Tingkat ekspor Singapura pada tahun 2016 adalah sebesar 329.7 Miliar Dollar Amerika Serikat, dan berdasarkan data per-tahun 2000, 43% dari total perdagangan Singapura merupakan bentuk dari ekspor kembali, yang berarti 43% barang yang keluar dari Singapura bukan asli dari Singapura. Dapat disimpulkan bahwa negara ini sebenarnya dalam istilah kasarnya negara “calo”, namun calo yang efektif, efisien, dan tidak mengkhianati klien-kliennya. Sedangkan Indonesia, negara yang “katanya” sangat kaya hanya memiliki tingkat ekspor 168 MIliar Dollar Amerika Serikat.

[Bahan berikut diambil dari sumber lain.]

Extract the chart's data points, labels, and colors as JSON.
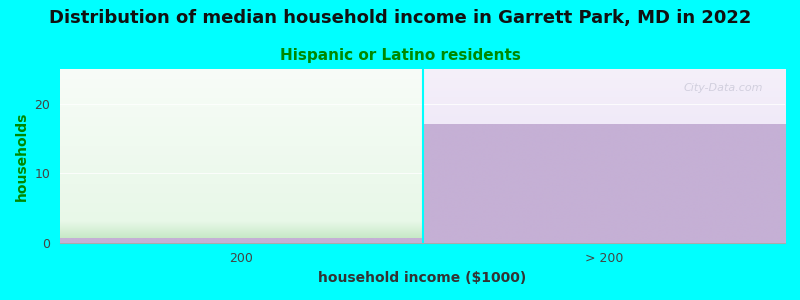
{
  "title": "Distribution of median household income in Garrett Park, MD in 2022",
  "subtitle": "Hispanic or Latino residents",
  "categories": [
    "200",
    "> 200"
  ],
  "values": [
    3,
    17
  ],
  "xlabel": "household income ($1000)",
  "ylabel": "households",
  "ylim": [
    0,
    25
  ],
  "yticks": [
    0,
    10,
    20
  ],
  "background_color": "#00ffff",
  "plot_bg_top": "#f0f8ff",
  "plot_bg_bottom": "#ffffff",
  "left_bar_color_bottom": "#c5e8c5",
  "left_bar_color_top": "#e8f8e8",
  "left_strip_color": "#c5b0d5",
  "right_bar_color": "#c5b0d5",
  "right_bg_top": "#f5f0fa",
  "right_bg_bottom": "#f0eaf8",
  "title_fontsize": 13,
  "subtitle_fontsize": 11,
  "subtitle_color": "#008800",
  "axis_label_fontsize": 10,
  "tick_label_fontsize": 9,
  "watermark": "City-Data.com",
  "ylabel_color": "#008800"
}
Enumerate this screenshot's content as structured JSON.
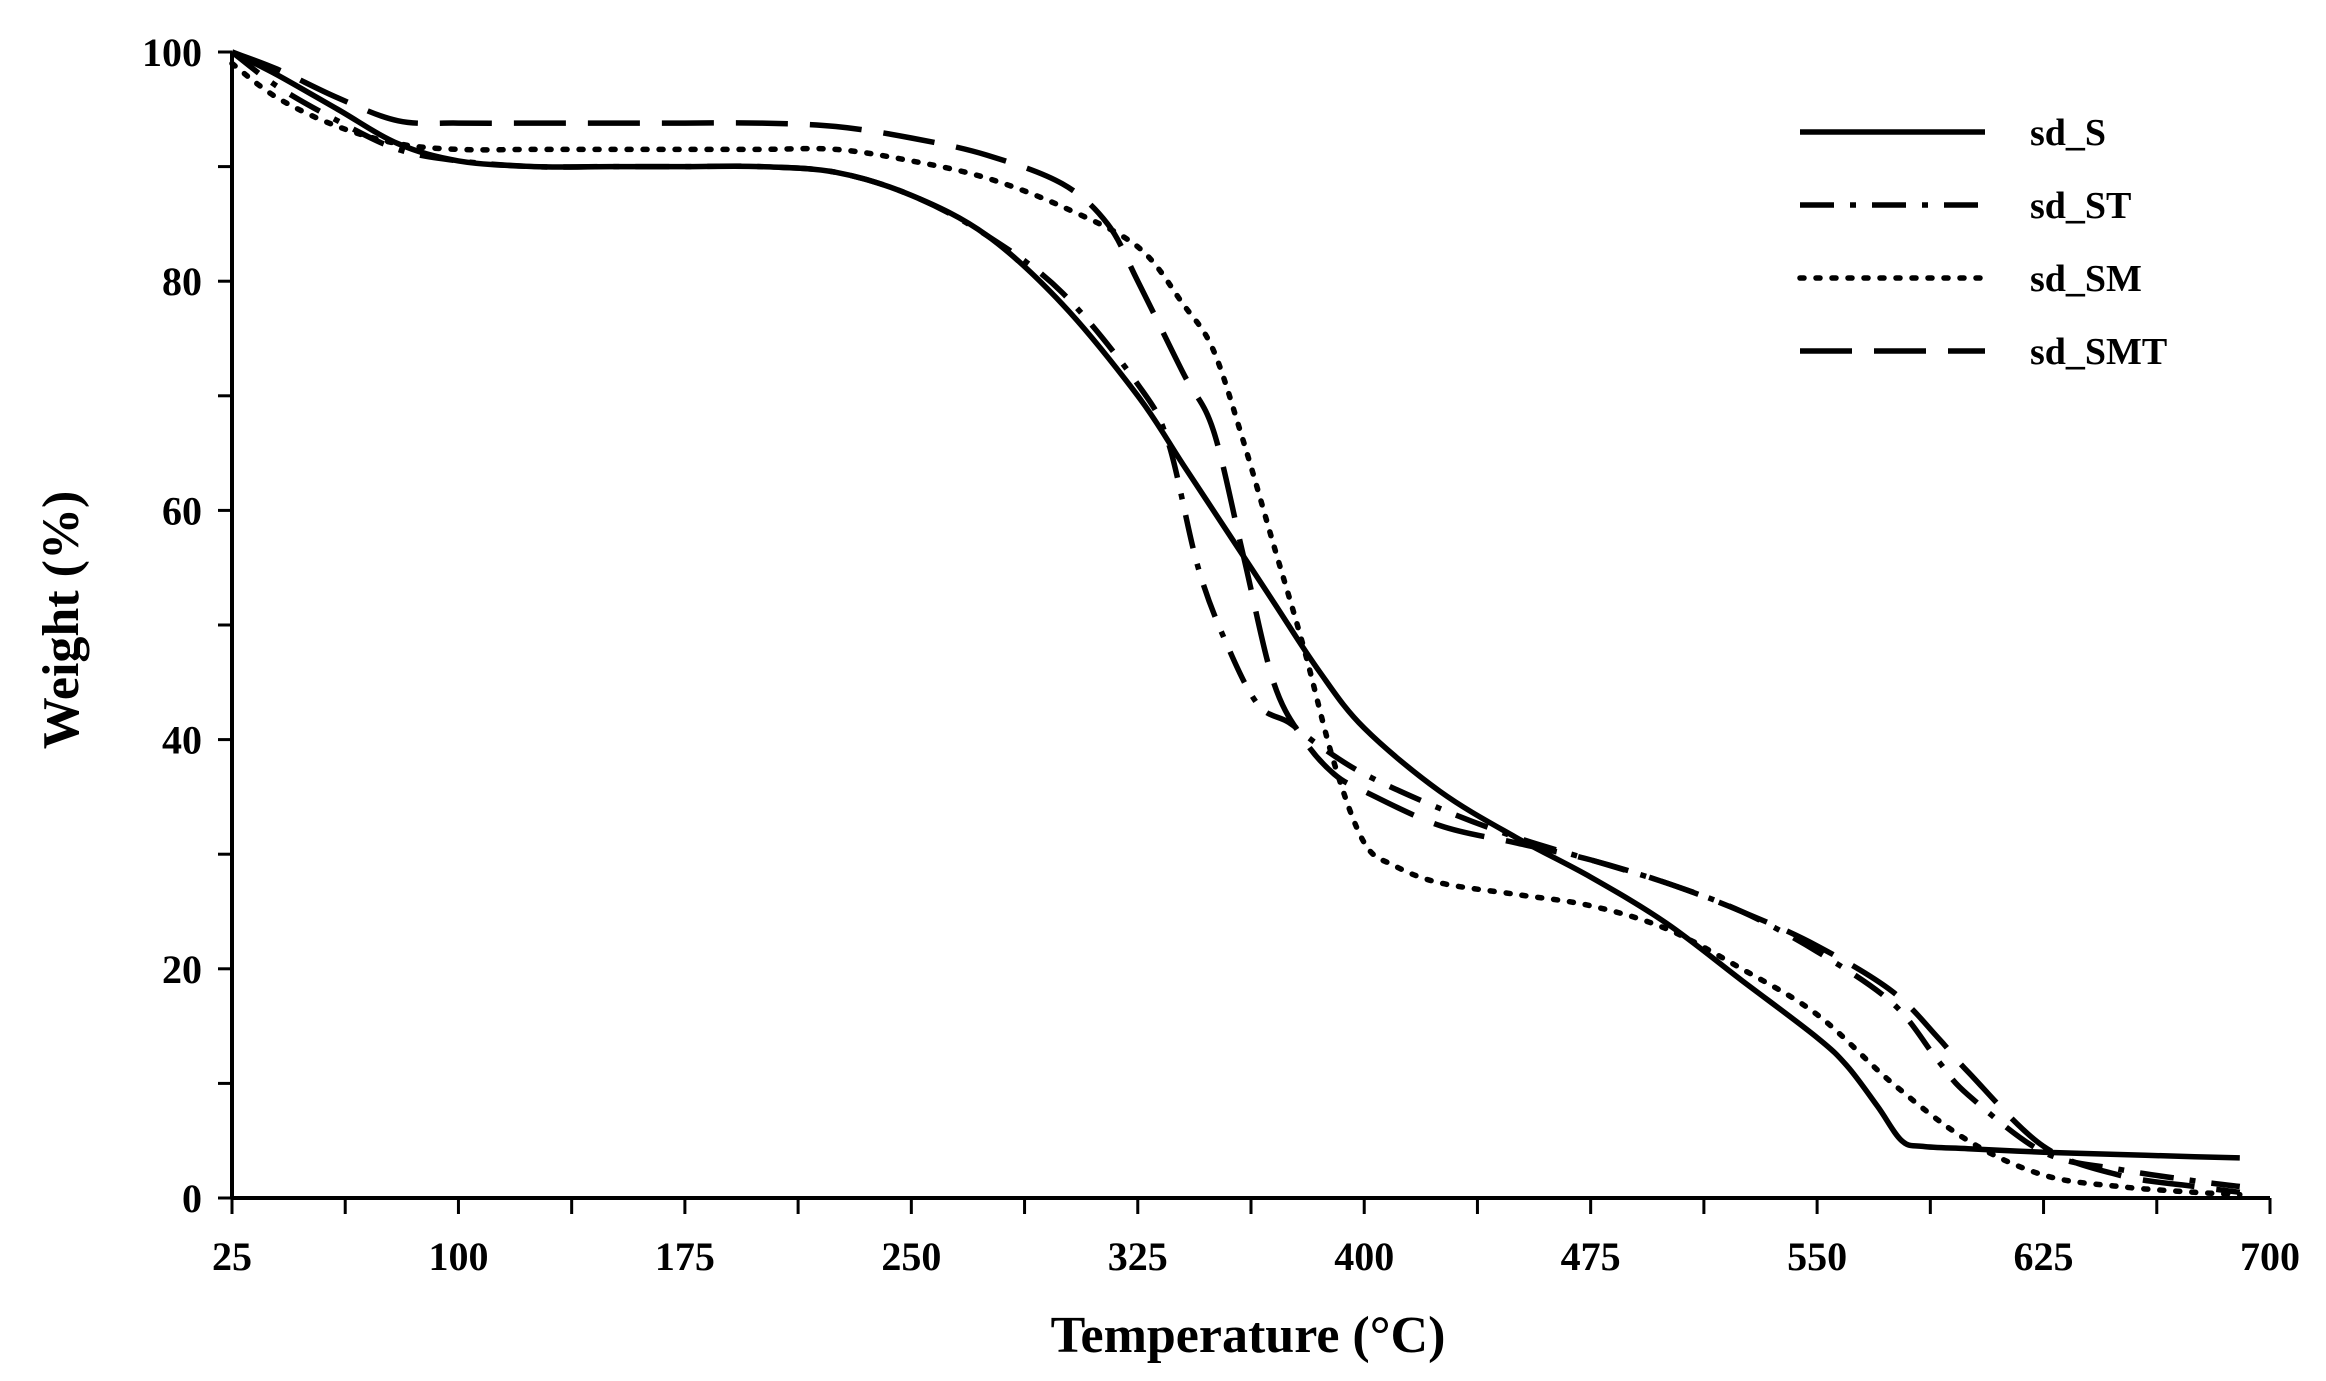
{
  "chart_data": {
    "type": "line",
    "title": "",
    "xlabel": "Temperature (°C)",
    "ylabel": "Weight (%)",
    "xlim": [
      25,
      700
    ],
    "ylim": [
      0,
      100
    ],
    "xticks": [
      "25",
      "100",
      "175",
      "250",
      "325",
      "400",
      "475",
      "550",
      "625",
      "700"
    ],
    "yticks": [
      "0",
      "20",
      "40",
      "60",
      "80",
      "100"
    ],
    "grid": false,
    "legend_position": "top-right",
    "series": [
      {
        "name": "sd_S",
        "style": "solid",
        "x": [
          25,
          40,
          60,
          80,
          100,
          125,
          150,
          175,
          200,
          225,
          250,
          275,
          300,
          325,
          340,
          355,
          370,
          385,
          400,
          425,
          450,
          475,
          500,
          525,
          550,
          560,
          570,
          578,
          585,
          600,
          625,
          650,
          675,
          690
        ],
        "y": [
          100,
          98,
          95,
          92,
          90.5,
          90,
          90,
          90,
          90,
          89.5,
          87.5,
          84,
          78,
          70,
          64,
          58,
          52,
          46,
          41,
          35.5,
          31.5,
          28,
          24,
          19,
          14,
          11.5,
          8,
          5,
          4.5,
          4.3,
          4,
          3.8,
          3.6,
          3.5
        ]
      },
      {
        "name": "sd_ST",
        "style": "dash-dot",
        "x": [
          25,
          40,
          60,
          80,
          100,
          125,
          150,
          175,
          200,
          225,
          250,
          275,
          300,
          325,
          335,
          345,
          355,
          365,
          375,
          385,
          400,
          425,
          450,
          475,
          500,
          525,
          550,
          575,
          590,
          600,
          625,
          650,
          675,
          690
        ],
        "y": [
          100,
          97,
          94,
          91.5,
          90.5,
          90,
          90,
          90,
          90,
          89.5,
          87.5,
          84,
          79,
          71,
          66,
          55,
          48,
          43,
          41.5,
          39.5,
          37,
          34,
          31.5,
          29.5,
          27.5,
          25,
          21.5,
          17,
          12,
          9,
          4,
          2.5,
          1.5,
          1
        ]
      },
      {
        "name": "sd_SM",
        "style": "dotted",
        "x": [
          25,
          40,
          60,
          80,
          100,
          125,
          150,
          175,
          200,
          225,
          250,
          275,
          300,
          325,
          340,
          350,
          360,
          370,
          380,
          390,
          400,
          410,
          425,
          450,
          475,
          500,
          525,
          550,
          575,
          600,
          625,
          650,
          675,
          690
        ],
        "y": [
          99,
          96,
          93.5,
          92,
          91.5,
          91.5,
          91.5,
          91.5,
          91.5,
          91.5,
          90.5,
          89,
          86.5,
          83,
          78,
          74,
          66,
          57,
          48,
          38,
          31,
          29,
          27.5,
          26.5,
          25.5,
          23.5,
          20,
          16,
          10,
          5,
          2,
          1,
          0.5,
          0.3
        ]
      },
      {
        "name": "sd_SMT",
        "style": "long-dash",
        "x": [
          25,
          40,
          60,
          80,
          100,
          125,
          150,
          175,
          200,
          225,
          250,
          275,
          300,
          315,
          325,
          340,
          350,
          360,
          370,
          380,
          390,
          400,
          425,
          450,
          475,
          500,
          525,
          550,
          575,
          590,
          600,
          625,
          650,
          675,
          690
        ],
        "y": [
          100,
          98.5,
          96,
          94,
          93.8,
          93.8,
          93.8,
          93.8,
          93.8,
          93.5,
          92.5,
          91,
          88.5,
          85,
          80,
          72,
          67,
          56,
          45,
          40,
          37,
          35.5,
          32.5,
          31,
          29.5,
          27.5,
          25,
          22,
          18,
          14,
          11,
          4.5,
          2,
          1,
          0.5
        ]
      }
    ]
  }
}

Bayangkan jika Singapura negara yang “kotor”, negara yang tingkat korupsinya tinggi, mau jadi apa? Sudah kecil, diapit dua negara besar, sumber daya alam sedikit, sumber daya manusia lebih sedikit. Tanpa adanya kesadaran dari pemerintah untuk membersihkan dirinya dari korupsi, Singapura akan hancur, begitupula Indonesia kelak jika memang terus dibiarkan.
Pencegahan korupsi dapat dilaksanakan sejak dini, membangun mindset yang benar pada individu itu merupakan hal yang patut dilaksanakan. Pendidikan yang berdasarkan karakter mesti dikembangkan. Hal-hal kecil seperti menemukan uang tergeletak di jalan, orang Indonesia pada umumnya akan segera mengambil uang itu dengan alasan “rezeki”, “menolak rezeki itu dosa”, dan lain sebagainya. Pola pikir seperi inilah yang sangat minim dimiliki oleh manusia Singapura.
Sumber daya manusia dengan pendidikan dan karakter yang baik adalah keunggulan mereka dari kita. Pertama memang perlu ada tindakan dengan pendekatan koersif terhadap Korupsi yang sudah terlalu merajalela, Pemerintahan yang tegas seperti yang dimiliki oleh Pemerintahan Lee Kuan Yew perlu ada. Kemudian pembangunan karakter manusia mesti dilaksanakan demi kelangsungan kesuksesan bangsa.
Kesuksesan Singapura ini mensinyalkan bahwa apa yang dilakukan oleh Lee Kuan Yew tentang pemberantasan korupsi itu merupakan langkah yang benar, dengan minimnya korupsi, birokrasi negara pun akan lugas dan bersih. Hal ini dapat menciptakan kepercayaan pada Investor, mengurangi ketimpangan, dan mencegah penghambatan pertumbuhan ekonomi.